Eu tinha vontade de sair de fininho ou de soltar minhas palavras de raiva. Mas havia uma coisa que precisava dele. Na hipótese de que ele aceitasse a minha proposta, pensei em fazer um último favor, pequeno, mas para isso precisava pedir com tudo. Agora, me colocaram numa situação em que poderia ter que implorar pra um cara que eu tinha vontade de socar na cara.

“Eu-” pausei, tentando achar as palavras, “peço que, por favor, não diga a ninguém que nos encontramos hoje. Sem registros, em papel ou computador. Não mude nada do que você aprendeu hoje. Sei que não posso te obrigar, não tenho nada pra te oferecer além das informações que vou conseguir. Mas se esses caras descobrirem que eu te encontrei, vai ficar muito ruim pra mim.”

“Você fez a cama, agora é bom dormir nela.”

“Não,” balancei a cabeça, furiosa por ele estar sendo tão teimoso. Minhas mãos cerraram-se em punhos, “Não brinque comigo aqui. Talvez você não concorde com o que estou fazendo, mas comecei por querer fazer um favor a você. O mínimo que podia fazer era não atrapalhar, me machucar ou me matar por causa da sua porra de reputação.”

Me arrependi assim que as palavras escaparam, mas não consegui tirar de volta.

“Tudo bem,” ele decidiu, e me dispensou, “Pode ir agora.”

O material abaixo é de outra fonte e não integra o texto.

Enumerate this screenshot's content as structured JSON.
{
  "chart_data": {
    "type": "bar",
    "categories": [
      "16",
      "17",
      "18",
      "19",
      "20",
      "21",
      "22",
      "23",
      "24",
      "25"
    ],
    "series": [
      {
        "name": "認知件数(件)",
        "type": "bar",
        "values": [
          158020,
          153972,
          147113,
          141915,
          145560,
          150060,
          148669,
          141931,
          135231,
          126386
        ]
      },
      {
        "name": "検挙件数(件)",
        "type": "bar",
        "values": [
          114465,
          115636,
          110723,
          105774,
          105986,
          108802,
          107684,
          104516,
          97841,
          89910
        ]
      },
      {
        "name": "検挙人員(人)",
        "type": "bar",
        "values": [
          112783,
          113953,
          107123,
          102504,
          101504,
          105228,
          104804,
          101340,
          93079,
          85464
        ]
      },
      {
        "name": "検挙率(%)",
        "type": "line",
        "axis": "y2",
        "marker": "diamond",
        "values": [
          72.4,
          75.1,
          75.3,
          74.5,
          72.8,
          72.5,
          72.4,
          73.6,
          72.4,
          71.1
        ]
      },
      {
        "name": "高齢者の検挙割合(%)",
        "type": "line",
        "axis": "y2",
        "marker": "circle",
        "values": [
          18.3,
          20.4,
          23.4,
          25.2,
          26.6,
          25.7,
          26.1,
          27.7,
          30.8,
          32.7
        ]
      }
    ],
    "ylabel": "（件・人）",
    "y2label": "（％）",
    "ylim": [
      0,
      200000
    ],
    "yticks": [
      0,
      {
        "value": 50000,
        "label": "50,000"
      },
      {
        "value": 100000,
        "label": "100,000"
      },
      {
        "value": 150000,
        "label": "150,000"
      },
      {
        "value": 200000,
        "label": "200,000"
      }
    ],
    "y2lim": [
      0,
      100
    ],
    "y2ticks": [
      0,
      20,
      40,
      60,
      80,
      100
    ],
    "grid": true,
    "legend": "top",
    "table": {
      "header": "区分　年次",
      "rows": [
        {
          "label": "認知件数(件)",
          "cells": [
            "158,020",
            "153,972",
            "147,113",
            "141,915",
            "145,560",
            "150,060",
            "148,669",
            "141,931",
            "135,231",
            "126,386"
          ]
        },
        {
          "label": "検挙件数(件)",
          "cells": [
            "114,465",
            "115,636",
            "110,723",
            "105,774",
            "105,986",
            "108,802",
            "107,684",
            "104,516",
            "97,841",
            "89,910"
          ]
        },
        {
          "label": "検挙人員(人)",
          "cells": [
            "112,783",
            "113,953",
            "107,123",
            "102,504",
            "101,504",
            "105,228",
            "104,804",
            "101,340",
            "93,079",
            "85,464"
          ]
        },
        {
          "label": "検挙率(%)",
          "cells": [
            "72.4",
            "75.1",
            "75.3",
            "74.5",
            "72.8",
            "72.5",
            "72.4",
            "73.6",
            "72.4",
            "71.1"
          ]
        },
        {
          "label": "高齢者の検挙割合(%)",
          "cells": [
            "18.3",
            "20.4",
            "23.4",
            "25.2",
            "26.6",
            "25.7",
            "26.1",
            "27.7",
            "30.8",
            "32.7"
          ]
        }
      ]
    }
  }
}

Foi uma grosseria, aquele último gesto, porque eu seguia a ordem dele se obedecesse, e se não, me deixava mal visto. Ainda assim, se havia alguma vantagem em toda aquela humilhação fora de traje, era que eu conseguia lidar com as pequenas manobras de capangas e idiotas quando estava com o uniforme também. Saí sem pensar duas vezes.

Estava com raiva, e era bem mais fácil ficar com raiva do Armsmaster do que comigo mesma. Tudo tinha saído diferente do que planejava. Não sabia nem se aquele seu “tudo bem” era um acordo mesmo ou se ia estar ferrada na próxima reunião com os Undersiders. Dois caminhos estavam na minha cabeça: podia desistir e esconder o uniforme, como ele queria, ou podia continuar na missão clandestina e provar que ele tava errado.

Droga. Eu ia assaltar aquele banco de verdade. Iria ganhar a confiança dos Undersiders, descobririam quem manda no esquema, e entregaria tudo de uma vez.

Para a Miss Militia, pensava. Não para o Armsmaster.